– Просто скажи, что я должна сделать.
– Ясно, мы все из себя обиженные, – Варвара откинулась в кресле. – Ваше злодейское величество, будьте так любезны, определите, пожалуйста, есть ли в этой мартышке за стеклом хоть что-то полезное. У меня полный детский дом детей, знаешь ли, и все они жаждут знать, обломилось ли им хоть что-то. Лады?
– Ага. А как это именно делается?
– Издеваешься? Мне всё равно, хочешь, за руку её возьми, а хочешь, поцелуй в лобик. И давай скорее, у меня ещё дел по горло с этими перевыборами.
Перед тем, как прижать ладонь к её лбу, успела заметить странную форму зрачков – будто чернила расплескались, вылились за строго очерченные пределы окружности. Необычная метка. А потом девчонка съёжилась, зажмурила глаза и зачем-то оттопырила нижнюю губу, отчего стала похожа на резинового лягушонка, без которого я в детстве отказывалась залезать в ванную. Кстати, от этого неуместного сравнения почему-то стало легче, не так муторно.

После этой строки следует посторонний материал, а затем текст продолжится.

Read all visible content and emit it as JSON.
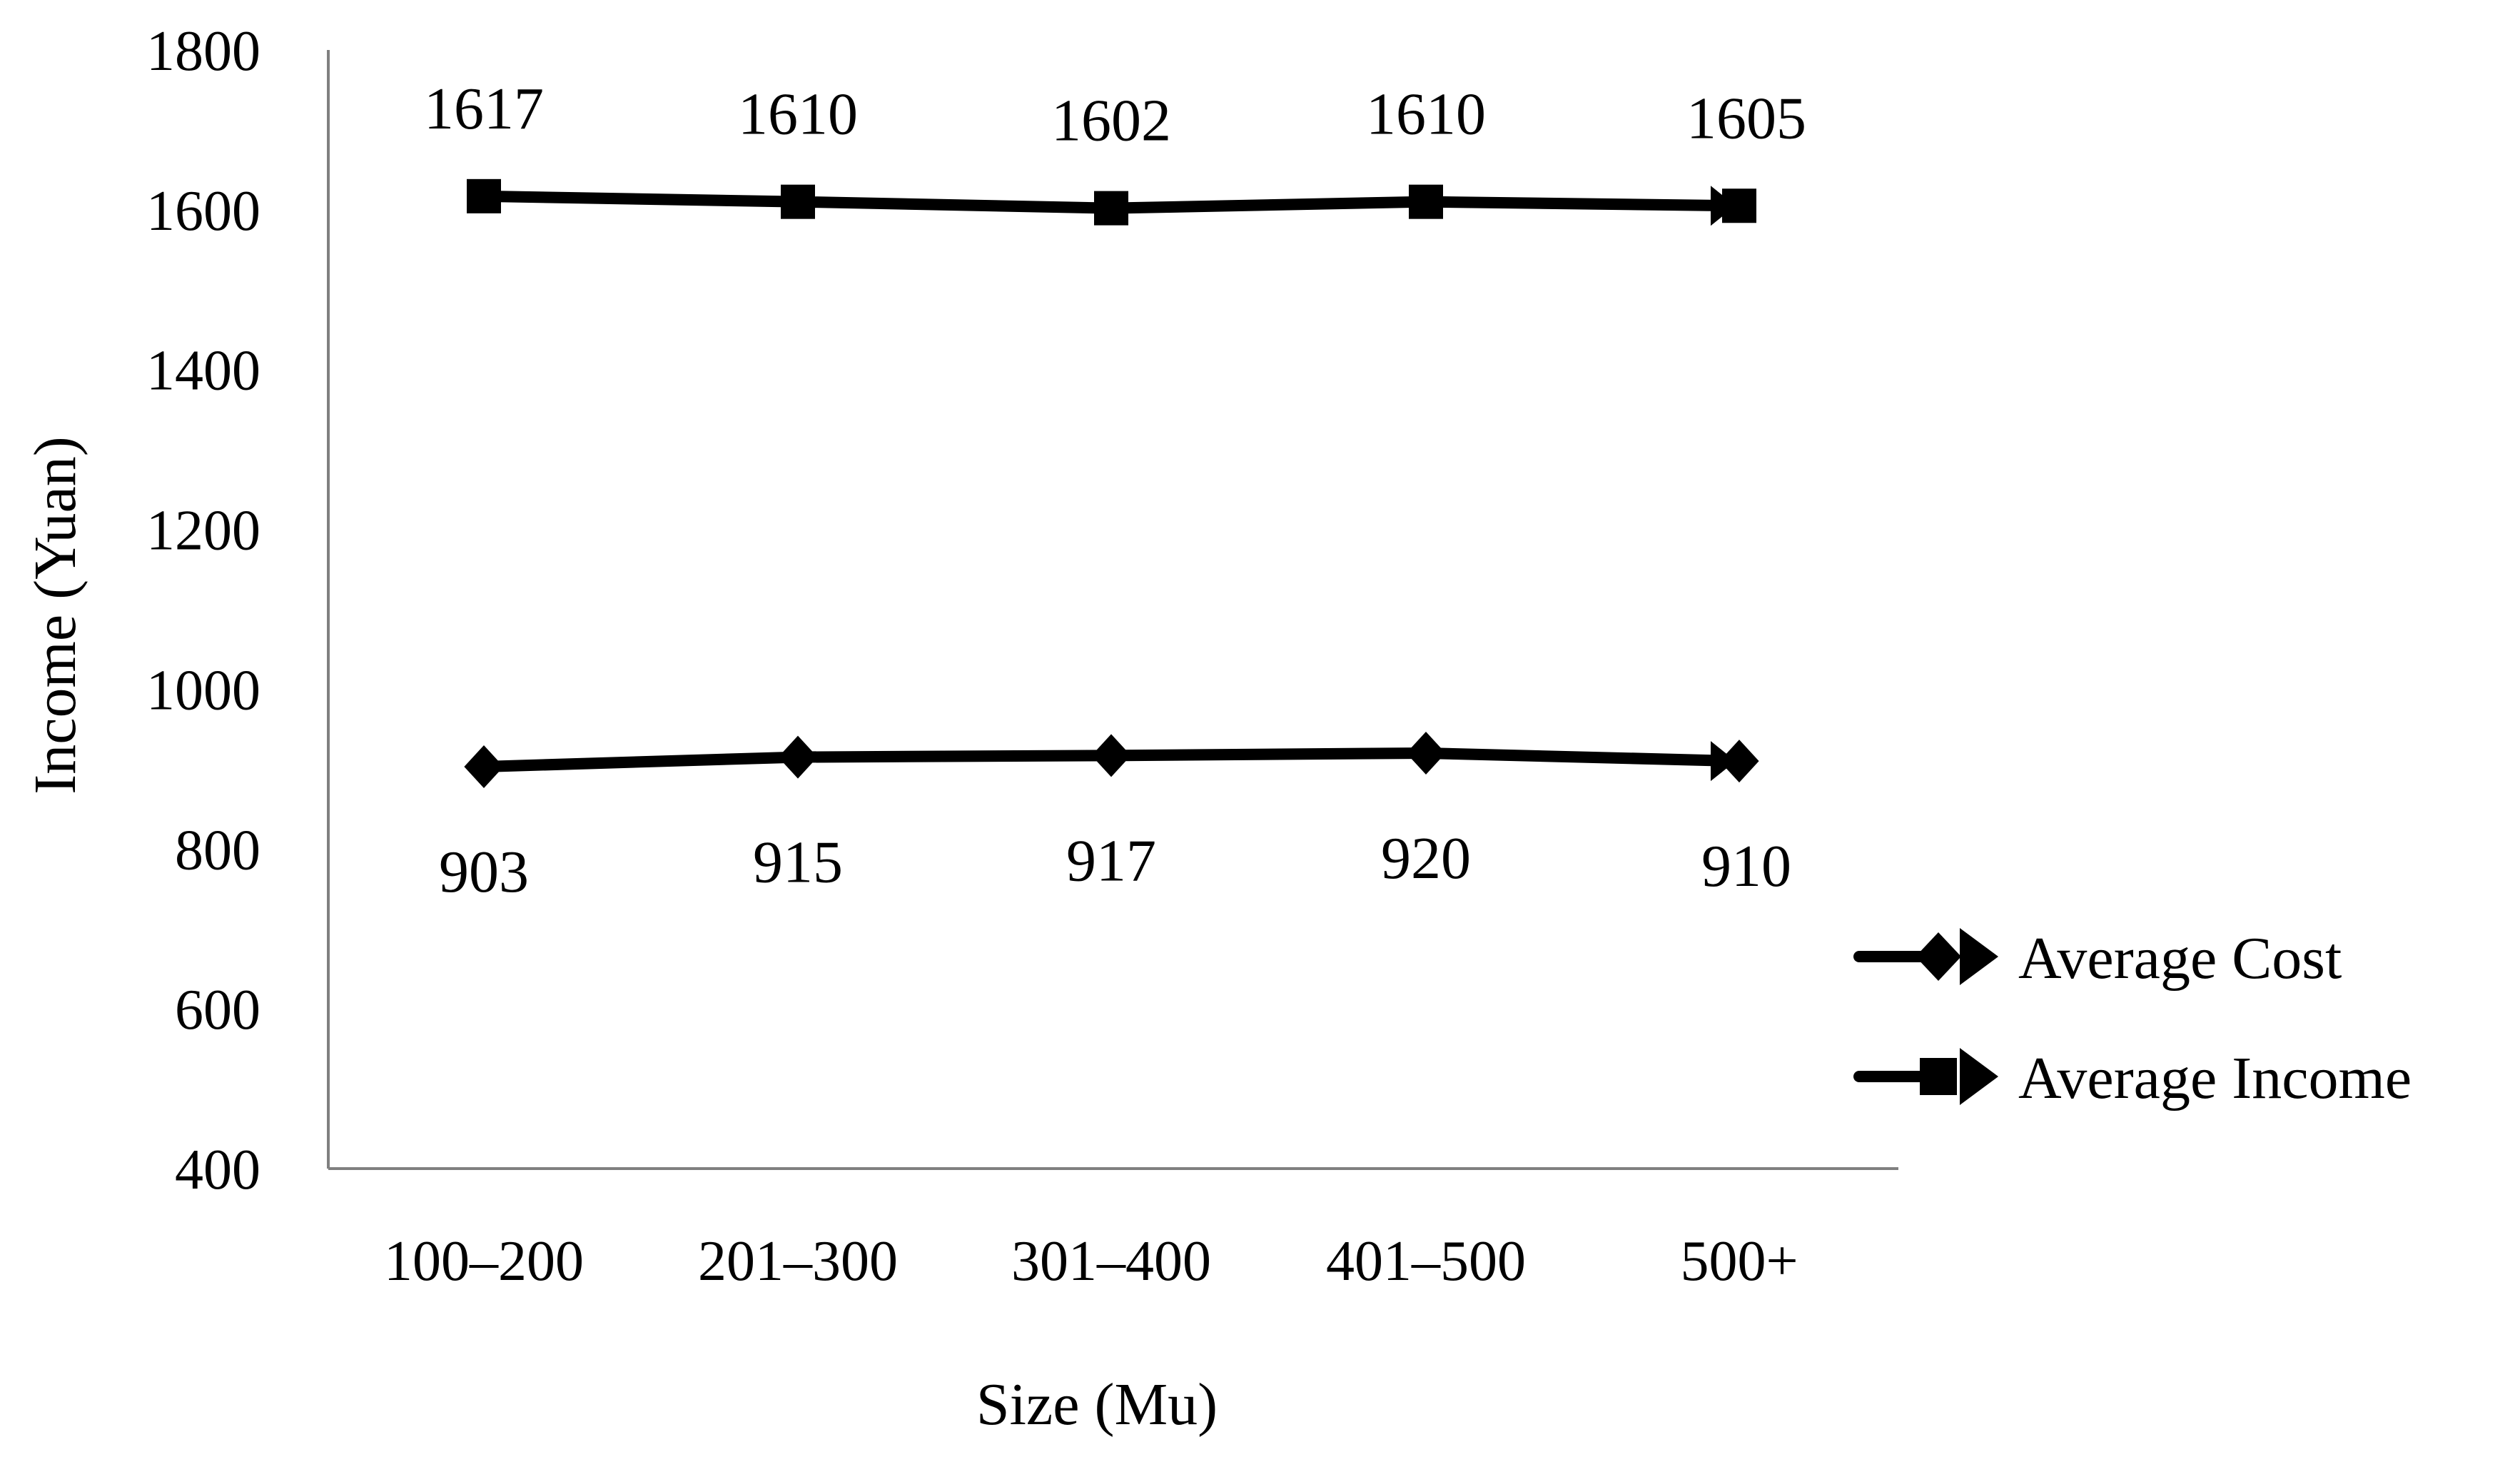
{
  "chart_data": {
    "type": "line",
    "title": "",
    "xlabel": "Size (Mu)",
    "ylabel": "Income (Yuan)",
    "categories": [
      "100–200",
      "201–300",
      "301–400",
      "401–500",
      "500+"
    ],
    "ylim": [
      400,
      1800
    ],
    "yticks": [
      400,
      600,
      800,
      1000,
      1200,
      1400,
      1600,
      1800
    ],
    "grid": false,
    "legend_position": "right",
    "series": [
      {
        "name": "Average Cost",
        "marker": "diamond",
        "color": "#000000",
        "label_position": "below",
        "values": [
          903,
          915,
          917,
          920,
          910
        ],
        "data_labels": [
          "903",
          "915",
          "917",
          "920",
          "910"
        ]
      },
      {
        "name": "Average Income",
        "marker": "square",
        "color": "#000000",
        "label_position": "above",
        "values": [
          1617,
          1610,
          1602,
          1610,
          1605
        ],
        "data_labels": [
          "1617",
          "1610",
          "1602",
          "1610",
          "1605"
        ]
      }
    ]
  }
}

Сначала ничего не почувствовала – только удивилась, какой лоб горячий.
Видения возникли внезапно, вытесняя друг друга, и в получившейся каше с непривычки трудно было разобраться.

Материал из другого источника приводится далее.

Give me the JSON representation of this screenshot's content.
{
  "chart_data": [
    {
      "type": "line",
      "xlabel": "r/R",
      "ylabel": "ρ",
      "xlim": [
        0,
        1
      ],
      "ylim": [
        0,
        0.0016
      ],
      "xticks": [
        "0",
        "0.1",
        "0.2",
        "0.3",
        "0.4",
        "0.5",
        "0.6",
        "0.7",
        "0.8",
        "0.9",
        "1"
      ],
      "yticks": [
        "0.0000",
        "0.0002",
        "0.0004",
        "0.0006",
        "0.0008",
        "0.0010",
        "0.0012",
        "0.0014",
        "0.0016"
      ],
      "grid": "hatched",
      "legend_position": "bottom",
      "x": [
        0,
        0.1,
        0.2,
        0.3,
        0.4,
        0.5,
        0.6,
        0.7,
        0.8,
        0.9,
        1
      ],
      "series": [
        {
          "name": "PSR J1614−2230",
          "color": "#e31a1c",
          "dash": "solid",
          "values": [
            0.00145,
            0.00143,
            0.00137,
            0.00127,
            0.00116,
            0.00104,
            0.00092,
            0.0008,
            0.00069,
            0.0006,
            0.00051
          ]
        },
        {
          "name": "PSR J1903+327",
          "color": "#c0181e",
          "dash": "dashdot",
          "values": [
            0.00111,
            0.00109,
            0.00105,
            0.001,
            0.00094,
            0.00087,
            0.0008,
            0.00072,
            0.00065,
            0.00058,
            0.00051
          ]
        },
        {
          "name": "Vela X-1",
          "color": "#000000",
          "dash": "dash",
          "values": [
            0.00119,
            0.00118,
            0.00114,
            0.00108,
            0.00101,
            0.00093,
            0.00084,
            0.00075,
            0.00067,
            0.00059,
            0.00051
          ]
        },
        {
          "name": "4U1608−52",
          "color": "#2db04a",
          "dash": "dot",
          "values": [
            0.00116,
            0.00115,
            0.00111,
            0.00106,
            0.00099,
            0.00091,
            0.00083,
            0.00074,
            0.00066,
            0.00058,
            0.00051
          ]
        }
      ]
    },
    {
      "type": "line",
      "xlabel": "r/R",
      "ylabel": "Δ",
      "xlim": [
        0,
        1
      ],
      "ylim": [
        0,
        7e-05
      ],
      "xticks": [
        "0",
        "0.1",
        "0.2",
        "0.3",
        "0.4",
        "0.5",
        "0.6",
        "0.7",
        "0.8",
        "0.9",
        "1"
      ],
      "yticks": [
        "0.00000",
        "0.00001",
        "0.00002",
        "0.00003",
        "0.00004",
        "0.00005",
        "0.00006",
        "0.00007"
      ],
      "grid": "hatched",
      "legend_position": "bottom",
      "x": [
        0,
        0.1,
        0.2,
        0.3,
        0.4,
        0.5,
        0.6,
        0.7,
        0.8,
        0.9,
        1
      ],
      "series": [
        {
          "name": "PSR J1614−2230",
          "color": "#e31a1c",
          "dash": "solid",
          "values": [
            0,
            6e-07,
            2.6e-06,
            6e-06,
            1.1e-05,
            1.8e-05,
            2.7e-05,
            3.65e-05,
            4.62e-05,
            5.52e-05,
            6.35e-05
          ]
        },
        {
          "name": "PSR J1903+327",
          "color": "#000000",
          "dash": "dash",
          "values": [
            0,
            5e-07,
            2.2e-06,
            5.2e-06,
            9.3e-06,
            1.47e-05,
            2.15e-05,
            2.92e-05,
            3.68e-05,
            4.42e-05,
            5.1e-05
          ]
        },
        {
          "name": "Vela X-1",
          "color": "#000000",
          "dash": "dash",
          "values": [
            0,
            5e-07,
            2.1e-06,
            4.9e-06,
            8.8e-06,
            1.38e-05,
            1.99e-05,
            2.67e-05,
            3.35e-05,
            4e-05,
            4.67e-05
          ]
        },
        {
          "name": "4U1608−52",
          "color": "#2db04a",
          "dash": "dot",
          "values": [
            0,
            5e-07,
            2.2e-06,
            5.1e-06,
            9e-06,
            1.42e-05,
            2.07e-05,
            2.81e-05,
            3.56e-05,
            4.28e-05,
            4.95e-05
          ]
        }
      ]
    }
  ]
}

Очень много всего про ночной поезд – потный мужик в брезентовой ветровке курит в тамбуре, а потом он же с хрипом оседает на ребристый металлический пол. Проводница шумно сдвигает дверь и недовольно ждёт, когда все покажут билеты. Та же проводница лежит в своём половинчатом купе, неподвижно уставившись в потолок, а очки съехали на ухо. И ещё с утра – опять эта проводница, посеревшая и с тёмными кругами под глазами, пытается не расплескать кружки с кипятком, но те предательски дрожат в её руках, а остальные пассажиры смотрят с осуждением, мол, знаем, чем вы там всю ночь занимались, стыдоба-то какая.

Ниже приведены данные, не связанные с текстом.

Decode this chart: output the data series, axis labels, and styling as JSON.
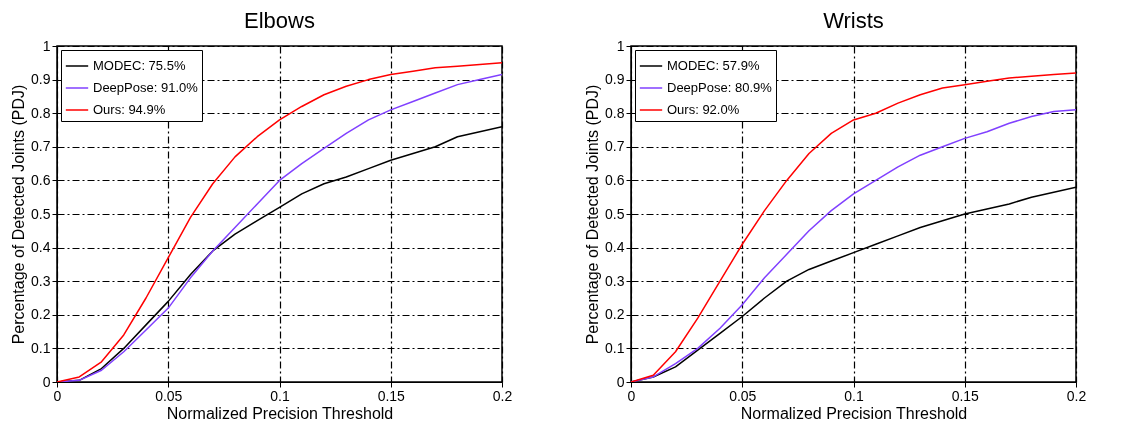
{
  "chart_data": [
    {
      "type": "line",
      "title": "Elbows",
      "xlabel": "Normalized Precision Threshold",
      "ylabel": "Percentage of Detected Joints (PDJ)",
      "x": [
        0,
        0.01,
        0.02,
        0.03,
        0.04,
        0.05,
        0.06,
        0.07,
        0.08,
        0.09,
        0.1,
        0.11,
        0.12,
        0.13,
        0.14,
        0.15,
        0.16,
        0.17,
        0.18,
        0.19,
        0.2
      ],
      "series": [
        {
          "name": "MODEC: 75.5%",
          "color": "#000000",
          "values": [
            0,
            0.005,
            0.04,
            0.1,
            0.17,
            0.24,
            0.32,
            0.39,
            0.44,
            0.48,
            0.52,
            0.56,
            0.59,
            0.61,
            0.635,
            0.66,
            0.68,
            0.7,
            0.73,
            0.745,
            0.76
          ]
        },
        {
          "name": "DeepPose: 91.0%",
          "color": "#8040ff",
          "values": [
            0,
            0.005,
            0.035,
            0.09,
            0.155,
            0.22,
            0.31,
            0.39,
            0.46,
            0.53,
            0.6,
            0.65,
            0.695,
            0.74,
            0.78,
            0.81,
            0.835,
            0.86,
            0.885,
            0.9,
            0.915
          ]
        },
        {
          "name": "Ours: 94.9%",
          "color": "#ff0000",
          "values": [
            0,
            0.015,
            0.06,
            0.14,
            0.25,
            0.37,
            0.49,
            0.59,
            0.67,
            0.73,
            0.78,
            0.82,
            0.855,
            0.88,
            0.9,
            0.915,
            0.925,
            0.935,
            0.94,
            0.945,
            0.95
          ]
        }
      ],
      "xlim": [
        0,
        0.2
      ],
      "xticks": [
        0,
        0.05,
        0.1,
        0.15,
        0.2
      ],
      "ylim": [
        0,
        1
      ],
      "yticks": [
        0,
        0.1,
        0.2,
        0.3,
        0.4,
        0.5,
        0.6,
        0.7,
        0.8,
        0.9,
        1
      ],
      "grid": true,
      "legend": "top left",
      "line_style": "solid"
    },
    {
      "type": "line",
      "title": "Wrists",
      "xlabel": "Normalized Precision Threshold",
      "ylabel": "Percentage of Detected Joints (PDJ)",
      "x": [
        0,
        0.01,
        0.02,
        0.03,
        0.04,
        0.05,
        0.06,
        0.07,
        0.08,
        0.09,
        0.1,
        0.11,
        0.12,
        0.13,
        0.14,
        0.15,
        0.16,
        0.17,
        0.18,
        0.19,
        0.2
      ],
      "series": [
        {
          "name": "MODEC: 57.9%",
          "color": "#000000",
          "values": [
            0,
            0.015,
            0.045,
            0.095,
            0.145,
            0.195,
            0.25,
            0.3,
            0.335,
            0.36,
            0.385,
            0.41,
            0.435,
            0.46,
            0.48,
            0.5,
            0.515,
            0.53,
            0.55,
            0.565,
            0.58
          ]
        },
        {
          "name": "DeepPose: 80.9%",
          "color": "#8040ff",
          "values": [
            0,
            0.015,
            0.055,
            0.1,
            0.16,
            0.23,
            0.31,
            0.38,
            0.45,
            0.51,
            0.56,
            0.6,
            0.64,
            0.675,
            0.7,
            0.725,
            0.745,
            0.77,
            0.79,
            0.805,
            0.81
          ]
        },
        {
          "name": "Ours: 92.0%",
          "color": "#ff0000",
          "values": [
            0,
            0.02,
            0.09,
            0.19,
            0.3,
            0.41,
            0.51,
            0.6,
            0.68,
            0.74,
            0.78,
            0.8,
            0.83,
            0.855,
            0.875,
            0.885,
            0.895,
            0.905,
            0.91,
            0.915,
            0.92
          ]
        }
      ],
      "xlim": [
        0,
        0.2
      ],
      "xticks": [
        0,
        0.05,
        0.1,
        0.15,
        0.2
      ],
      "ylim": [
        0,
        1
      ],
      "yticks": [
        0,
        0.1,
        0.2,
        0.3,
        0.4,
        0.5,
        0.6,
        0.7,
        0.8,
        0.9,
        1
      ],
      "grid": true,
      "legend": "top left",
      "line_style": "solid"
    }
  ]
}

Похоже, девчонка отдохнула душой и телом, наелась перед Москвой до отвала. Промышляет чужой жизненной силой, но хорошо знает, когда остановиться, чтобы не потерять клиента. Опытная – даром, что от горшка три вершка, только-только одной ногой в пубертат. Обычную еду почти не ест, так что организм уже отвык и с трудом справляется с нормальной пищей, чем и объясняется отчаянная худоба.
Потом видения сменяются на Москву – вокзал очень скомкано, слишком много полиции, бочком-бочком и сразу в метро, до остановки ВДНХ.
Мельтешение отдыхающих граждан, но вместе с тем трудно выловить кого-то одного, недоверчивый тут народ, настороженный.
Наконец удача – молодой человек готов отойти в сторонку, поговорить.
А потом, как калейдоскоп, полицейская машина, погрузили без разговоров, на нытьё не реагируют. Да ни на что не реагируют – тоже оборотни, вот это неприятный поворот. И привезли не в отделение, а на огромную подземную парковку, спрятанную под кварталом разноцветных небоскрёбов, вот где раздолье, наверное. Пока ведут к лифту, девчонка вовсю крутит головой, чтобы запомнить по-максимуму, и замечает за колонной шикарную блондинку, кокетливо смеющуюся и обнимающую за шею солидного дядьку. Тот кладёт свои руки на её изящные запястья, а потом другая колонна закрывает обзор. Всё занимает буквально мгновение, но меня рывком выбрасывает из видения.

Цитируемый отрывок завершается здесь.